Measuring levels of autoantibodies in the blood can predict the development of type 1 diabetes in young children, according to new research.
The study, known as ”The Environmental Determinants of Diabetes in the Young” (or TEDDY) and published in Diabetologia, indicates that autoantibodies reveal whether or not the immune system is attacking insulin-producing beta cells in the pancreas, thereby causing type 1 diabetes in children.
Antibodies are proteins found in the blood. Their presence indicates that the immune system has attacked a foreign body. Autoantibodies indicate autoimmune disease. That is, they suggest that the immune system is attacking healthy, beneficial cells, such as insulin-producing beta cells. This kind of abnormal immune system behaviour is the cause of type 1 diabetes.
If the first autoantibody found in young children attacks insulin, this could indicate the presence of type 1 diabetes. Similarly, if the autoantibody targets GAD65 (a protein found inside insulin-producing beta cells), the child may be likely to develop type 1 diabetes. In some cases, autoantibodies targeting both insulin and GAD65 will be found simultaneously.
The research followed 8,600 children from Sweden, the United States, Germany, and Finland, all of whom were highly likely to develop hereditary type 1 diabetes. 6.5 per cent of them had their first autoantibody before the age of six.
Of these children, 44 per cent had an autoantibody targeting insulin, 38 per cent had GAD65 autoantibodies before two, and 14 per cent had both autoantibodies by the age of three.
The study suggests that autoantibodies can appear earlier than previously thought.
Although the kind of autoantibody was determined by the child’s genetic risk factors, researchers still do not know why the immune attacks insulin-producing beta cells in the pancreas.
Ake Lernmark, lead researcher of the study, suggested that a virus may be responsible: ”It is possible that there are two different diseases involved. Perhaps one virus triggers the autoantibodies against insulin and another one the autoantibodies against GAD65.”
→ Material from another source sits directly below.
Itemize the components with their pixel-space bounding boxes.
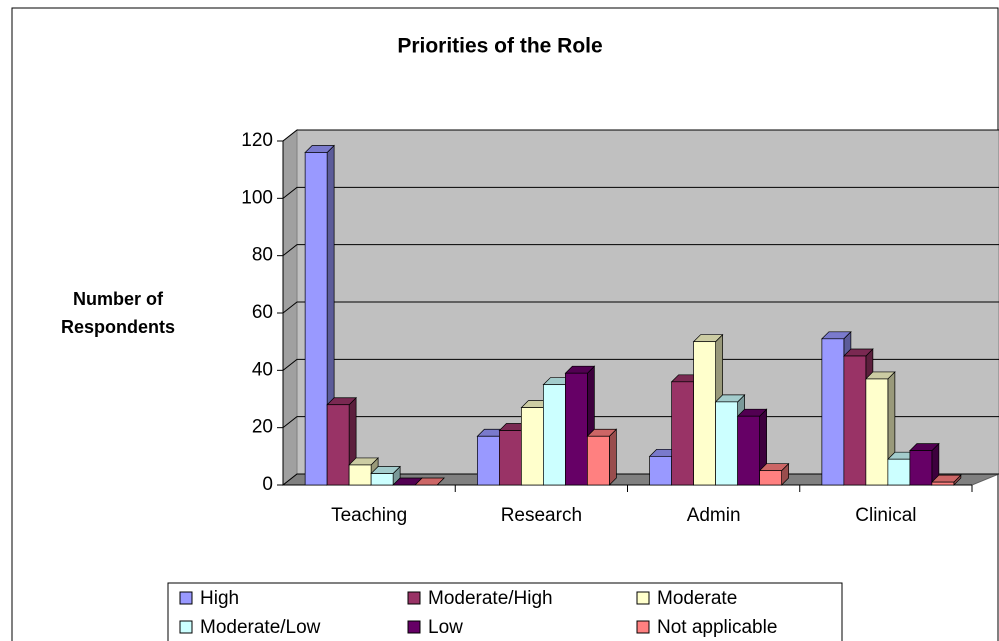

The 6 year incidence of diabetes-associated autoantibodies in genetically at-risk children: the TEDDY study
AbstractAims/hypothesis
Islet autoantibodies, in addition to elevated blood glucose, define type 1 diabetes. These autoantibodies are detectable for a variable period of time before diabetes onset. Thus, the occurrence of islet autoantibodies is associated with the beginning of the disease process. The age at, and order in, which autoantibodies appear may be associated with different genetic backgrounds or environmental exposures, or both.
Methods
Infants with HLA-DR high-risk genotypes (DR3/4, DR4/4, DR4/8 and DR3/3) were enrolled and prospectively followed with standardised autoantibody assessments quarterly throughout the first 4 years of life and then semi-annually thereafter.
Results
Autoantibodies appeared in 549/8,503 (6.5%) children during 34,091 person-years of follow-up. Autoantibodies at 3 (0.1%) and 6 (0.2%) months of age were rare. Of the 549, 43.7% had islet autoantibodies to insulin (IAA) only, 37.7% had glutamic acid decarboxylase autoantibodies (GADA) only, 13.8% had both GADA and IAA only, 1.6% had insulinoma antigen-2 only and 3.1% had other combinations. The incidence of IAA only peaked within the first year of life and declined over the following 5 years, but GADA only increased until the second year and remained relatively constant. GADA only were more common than IAA only in HLA-DR3/3 children but less common in HLA-DR4/8 children.
Conclusions/interpretation
Islet autoantibodies can occur very early in life and the order of appearance was related to HLA-DR-DQ genotype.